Weary Mother
WEARY MOTHER
Hello everyone!! I have been quite busy for the last couple of months, some of it the holidays and some of it just taking care of everyday living things. I have been trying to take one day at a time and not worry about things that might or not happen. That is easier to say than do. The thing I have the hardest time with is that at night when I try to sleep this is when I allow all this to run in my head. Then I can't sleep. Plus some things that are actually happening can make it harder to ignore things that might not happen. For instance, my car has had issues and to make a long story short after replacing several headlights at a cost of at least $75.00 each, I was told that my headlight seals were bad and it would cost $700.00 to replace, which was not what I was told by another mechanic.
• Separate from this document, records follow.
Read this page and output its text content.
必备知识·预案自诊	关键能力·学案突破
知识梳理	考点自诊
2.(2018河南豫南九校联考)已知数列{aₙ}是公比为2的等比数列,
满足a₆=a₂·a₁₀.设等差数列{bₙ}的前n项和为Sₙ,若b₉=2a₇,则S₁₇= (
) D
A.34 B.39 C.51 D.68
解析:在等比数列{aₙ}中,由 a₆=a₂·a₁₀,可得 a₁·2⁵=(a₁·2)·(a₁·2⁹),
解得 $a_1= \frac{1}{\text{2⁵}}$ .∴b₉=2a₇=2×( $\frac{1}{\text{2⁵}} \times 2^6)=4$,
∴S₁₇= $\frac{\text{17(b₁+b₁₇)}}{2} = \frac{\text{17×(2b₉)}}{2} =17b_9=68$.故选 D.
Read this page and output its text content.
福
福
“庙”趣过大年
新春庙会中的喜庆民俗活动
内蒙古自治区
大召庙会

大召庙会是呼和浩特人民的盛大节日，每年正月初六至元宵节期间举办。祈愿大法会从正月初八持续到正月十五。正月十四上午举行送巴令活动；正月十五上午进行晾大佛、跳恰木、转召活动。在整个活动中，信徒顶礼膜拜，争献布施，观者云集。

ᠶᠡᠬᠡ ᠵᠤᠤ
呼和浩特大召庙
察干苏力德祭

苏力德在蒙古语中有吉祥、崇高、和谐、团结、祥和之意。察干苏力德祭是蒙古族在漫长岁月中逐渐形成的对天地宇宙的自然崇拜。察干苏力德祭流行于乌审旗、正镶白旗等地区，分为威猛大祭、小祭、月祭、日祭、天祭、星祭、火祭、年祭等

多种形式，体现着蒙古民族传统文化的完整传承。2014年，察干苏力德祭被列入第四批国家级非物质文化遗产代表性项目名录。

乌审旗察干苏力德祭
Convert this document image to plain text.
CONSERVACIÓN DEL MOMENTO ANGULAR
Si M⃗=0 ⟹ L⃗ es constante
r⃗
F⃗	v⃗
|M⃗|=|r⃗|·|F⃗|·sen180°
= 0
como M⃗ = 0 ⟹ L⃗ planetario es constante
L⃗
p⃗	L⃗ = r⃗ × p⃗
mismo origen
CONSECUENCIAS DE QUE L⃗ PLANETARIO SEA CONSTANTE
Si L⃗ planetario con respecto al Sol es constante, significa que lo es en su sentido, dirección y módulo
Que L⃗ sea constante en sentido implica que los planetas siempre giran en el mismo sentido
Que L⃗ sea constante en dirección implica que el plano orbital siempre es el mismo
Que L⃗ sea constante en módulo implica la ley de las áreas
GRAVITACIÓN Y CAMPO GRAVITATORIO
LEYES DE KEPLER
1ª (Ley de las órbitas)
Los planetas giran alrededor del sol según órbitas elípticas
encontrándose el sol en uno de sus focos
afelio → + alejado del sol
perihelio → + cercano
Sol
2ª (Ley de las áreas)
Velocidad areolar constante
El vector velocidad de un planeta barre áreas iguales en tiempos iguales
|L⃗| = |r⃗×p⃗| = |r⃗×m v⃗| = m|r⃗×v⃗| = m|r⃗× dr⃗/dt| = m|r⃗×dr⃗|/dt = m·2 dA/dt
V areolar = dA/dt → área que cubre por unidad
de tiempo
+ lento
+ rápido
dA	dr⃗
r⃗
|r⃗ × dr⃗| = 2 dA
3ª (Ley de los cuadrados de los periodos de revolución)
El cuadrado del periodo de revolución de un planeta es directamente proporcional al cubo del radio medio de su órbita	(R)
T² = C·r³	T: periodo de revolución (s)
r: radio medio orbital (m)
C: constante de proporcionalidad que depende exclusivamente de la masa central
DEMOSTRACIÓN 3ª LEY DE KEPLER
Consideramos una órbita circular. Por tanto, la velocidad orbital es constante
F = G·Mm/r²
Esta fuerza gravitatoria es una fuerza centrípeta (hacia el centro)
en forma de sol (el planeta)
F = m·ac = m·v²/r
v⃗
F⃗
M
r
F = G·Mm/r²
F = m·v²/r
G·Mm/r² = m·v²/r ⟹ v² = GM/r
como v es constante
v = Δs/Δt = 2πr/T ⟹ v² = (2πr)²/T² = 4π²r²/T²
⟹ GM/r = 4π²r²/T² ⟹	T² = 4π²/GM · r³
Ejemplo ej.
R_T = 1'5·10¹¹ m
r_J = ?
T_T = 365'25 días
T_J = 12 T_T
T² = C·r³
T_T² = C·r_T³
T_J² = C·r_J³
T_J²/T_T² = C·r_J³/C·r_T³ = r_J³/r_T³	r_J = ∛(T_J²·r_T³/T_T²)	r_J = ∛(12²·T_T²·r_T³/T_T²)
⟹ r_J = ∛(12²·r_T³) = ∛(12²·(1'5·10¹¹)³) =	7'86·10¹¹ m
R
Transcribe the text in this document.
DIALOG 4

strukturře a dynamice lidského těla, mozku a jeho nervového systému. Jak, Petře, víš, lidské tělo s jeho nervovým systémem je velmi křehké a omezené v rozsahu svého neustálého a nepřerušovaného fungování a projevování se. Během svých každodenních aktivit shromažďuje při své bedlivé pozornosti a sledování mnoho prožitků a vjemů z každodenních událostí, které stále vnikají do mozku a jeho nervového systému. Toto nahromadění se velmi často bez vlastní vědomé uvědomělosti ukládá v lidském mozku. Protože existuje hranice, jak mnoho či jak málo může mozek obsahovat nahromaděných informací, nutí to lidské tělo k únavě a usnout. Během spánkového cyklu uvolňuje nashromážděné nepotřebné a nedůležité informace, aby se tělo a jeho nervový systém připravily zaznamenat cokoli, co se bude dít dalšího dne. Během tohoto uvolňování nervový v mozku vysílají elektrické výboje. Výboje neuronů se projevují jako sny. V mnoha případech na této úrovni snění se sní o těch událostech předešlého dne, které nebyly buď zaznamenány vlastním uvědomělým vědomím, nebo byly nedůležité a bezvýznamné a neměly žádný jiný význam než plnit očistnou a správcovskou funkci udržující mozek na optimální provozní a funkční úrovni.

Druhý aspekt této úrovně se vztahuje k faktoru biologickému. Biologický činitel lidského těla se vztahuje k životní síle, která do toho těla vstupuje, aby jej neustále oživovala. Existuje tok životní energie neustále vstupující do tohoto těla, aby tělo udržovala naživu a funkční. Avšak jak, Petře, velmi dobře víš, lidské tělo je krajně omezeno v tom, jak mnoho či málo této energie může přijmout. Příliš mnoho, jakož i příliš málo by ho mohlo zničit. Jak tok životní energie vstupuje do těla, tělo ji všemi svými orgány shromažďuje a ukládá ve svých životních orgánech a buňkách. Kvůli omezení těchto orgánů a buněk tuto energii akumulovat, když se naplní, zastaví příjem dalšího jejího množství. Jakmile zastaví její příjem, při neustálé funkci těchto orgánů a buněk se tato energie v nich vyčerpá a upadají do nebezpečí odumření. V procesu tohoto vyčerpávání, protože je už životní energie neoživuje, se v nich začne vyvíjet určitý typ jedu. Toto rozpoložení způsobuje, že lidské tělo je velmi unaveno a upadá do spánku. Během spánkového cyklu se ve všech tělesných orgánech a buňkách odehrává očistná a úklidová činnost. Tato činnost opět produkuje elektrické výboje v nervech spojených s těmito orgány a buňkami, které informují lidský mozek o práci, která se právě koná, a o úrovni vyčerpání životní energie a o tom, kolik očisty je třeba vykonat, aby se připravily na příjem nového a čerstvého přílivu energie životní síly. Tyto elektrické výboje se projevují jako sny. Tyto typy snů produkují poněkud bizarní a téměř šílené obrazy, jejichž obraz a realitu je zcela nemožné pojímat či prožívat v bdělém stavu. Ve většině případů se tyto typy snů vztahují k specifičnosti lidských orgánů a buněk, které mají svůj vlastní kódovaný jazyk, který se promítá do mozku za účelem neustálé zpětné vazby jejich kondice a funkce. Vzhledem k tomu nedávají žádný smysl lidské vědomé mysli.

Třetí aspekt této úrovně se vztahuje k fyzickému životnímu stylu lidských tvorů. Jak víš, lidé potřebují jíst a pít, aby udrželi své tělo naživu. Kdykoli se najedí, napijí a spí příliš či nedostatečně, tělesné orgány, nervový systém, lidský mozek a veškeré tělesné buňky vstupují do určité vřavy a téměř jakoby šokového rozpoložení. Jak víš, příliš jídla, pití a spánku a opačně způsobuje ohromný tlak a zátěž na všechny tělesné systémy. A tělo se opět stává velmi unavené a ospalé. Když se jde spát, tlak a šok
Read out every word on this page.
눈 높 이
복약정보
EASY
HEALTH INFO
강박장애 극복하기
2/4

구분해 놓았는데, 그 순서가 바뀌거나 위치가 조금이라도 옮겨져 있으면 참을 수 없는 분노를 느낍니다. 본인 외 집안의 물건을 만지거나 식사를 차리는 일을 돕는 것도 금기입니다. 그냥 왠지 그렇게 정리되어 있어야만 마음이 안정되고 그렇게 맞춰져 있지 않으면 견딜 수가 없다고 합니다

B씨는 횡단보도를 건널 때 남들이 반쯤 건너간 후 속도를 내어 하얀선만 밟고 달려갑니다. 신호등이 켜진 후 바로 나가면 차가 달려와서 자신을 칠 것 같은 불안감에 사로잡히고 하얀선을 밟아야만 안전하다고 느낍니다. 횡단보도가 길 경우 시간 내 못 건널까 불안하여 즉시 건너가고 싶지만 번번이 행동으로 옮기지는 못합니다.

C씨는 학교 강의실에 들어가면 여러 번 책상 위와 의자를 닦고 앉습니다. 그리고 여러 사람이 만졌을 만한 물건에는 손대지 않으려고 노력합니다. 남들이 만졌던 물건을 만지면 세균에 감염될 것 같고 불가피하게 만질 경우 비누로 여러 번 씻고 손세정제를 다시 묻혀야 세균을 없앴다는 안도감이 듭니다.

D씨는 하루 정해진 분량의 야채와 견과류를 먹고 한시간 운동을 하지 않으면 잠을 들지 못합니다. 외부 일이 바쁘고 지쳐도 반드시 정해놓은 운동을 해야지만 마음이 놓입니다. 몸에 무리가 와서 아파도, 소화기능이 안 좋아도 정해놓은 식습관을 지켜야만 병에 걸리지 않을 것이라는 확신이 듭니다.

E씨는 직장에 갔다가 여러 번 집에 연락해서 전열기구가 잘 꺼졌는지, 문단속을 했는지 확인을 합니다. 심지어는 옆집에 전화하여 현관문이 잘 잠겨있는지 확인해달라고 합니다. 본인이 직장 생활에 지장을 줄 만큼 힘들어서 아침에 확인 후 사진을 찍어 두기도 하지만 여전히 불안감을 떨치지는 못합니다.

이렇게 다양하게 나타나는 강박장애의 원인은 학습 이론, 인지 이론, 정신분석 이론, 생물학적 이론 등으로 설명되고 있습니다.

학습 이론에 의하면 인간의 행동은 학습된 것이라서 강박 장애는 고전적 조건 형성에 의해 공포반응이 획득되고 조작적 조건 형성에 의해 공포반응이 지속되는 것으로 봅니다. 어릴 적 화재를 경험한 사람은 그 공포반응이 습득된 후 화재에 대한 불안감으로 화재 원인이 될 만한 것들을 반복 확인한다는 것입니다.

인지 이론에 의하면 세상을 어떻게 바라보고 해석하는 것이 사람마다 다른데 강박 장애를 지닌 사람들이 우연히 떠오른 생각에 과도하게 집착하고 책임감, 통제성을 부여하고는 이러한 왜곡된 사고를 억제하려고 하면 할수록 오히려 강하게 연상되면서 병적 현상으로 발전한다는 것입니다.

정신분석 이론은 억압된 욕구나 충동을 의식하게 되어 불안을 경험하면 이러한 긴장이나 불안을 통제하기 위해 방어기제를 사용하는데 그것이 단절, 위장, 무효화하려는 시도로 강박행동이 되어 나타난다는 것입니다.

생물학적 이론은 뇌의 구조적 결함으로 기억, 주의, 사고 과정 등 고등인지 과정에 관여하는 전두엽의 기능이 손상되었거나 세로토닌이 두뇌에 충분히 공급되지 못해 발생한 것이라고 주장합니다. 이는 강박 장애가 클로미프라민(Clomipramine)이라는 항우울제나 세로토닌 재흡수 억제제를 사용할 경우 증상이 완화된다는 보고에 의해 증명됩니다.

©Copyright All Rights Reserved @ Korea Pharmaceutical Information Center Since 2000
As it turned out it was the wiring and GM put out a service bulletin on how to fix but I still paid $215.00 just to replace the wiring and one headlight. Now my hot water heater is going out, so of course I lay awake at night and everything that is wrong in the world bothers me including what is happening to both of my adult children. The son in prison is stuck there until his sentence is ended, daughter in Missouri is still there but I dont hear much from her, which again I run that around in my head worrying, but so far have not given in and meddled. if she wants to call me fine, otherwise I feel that a relationship is two ways and since she doesnt call I dont over worry about it either. As I have said, this stuff is not easy but I try. How is everyone else?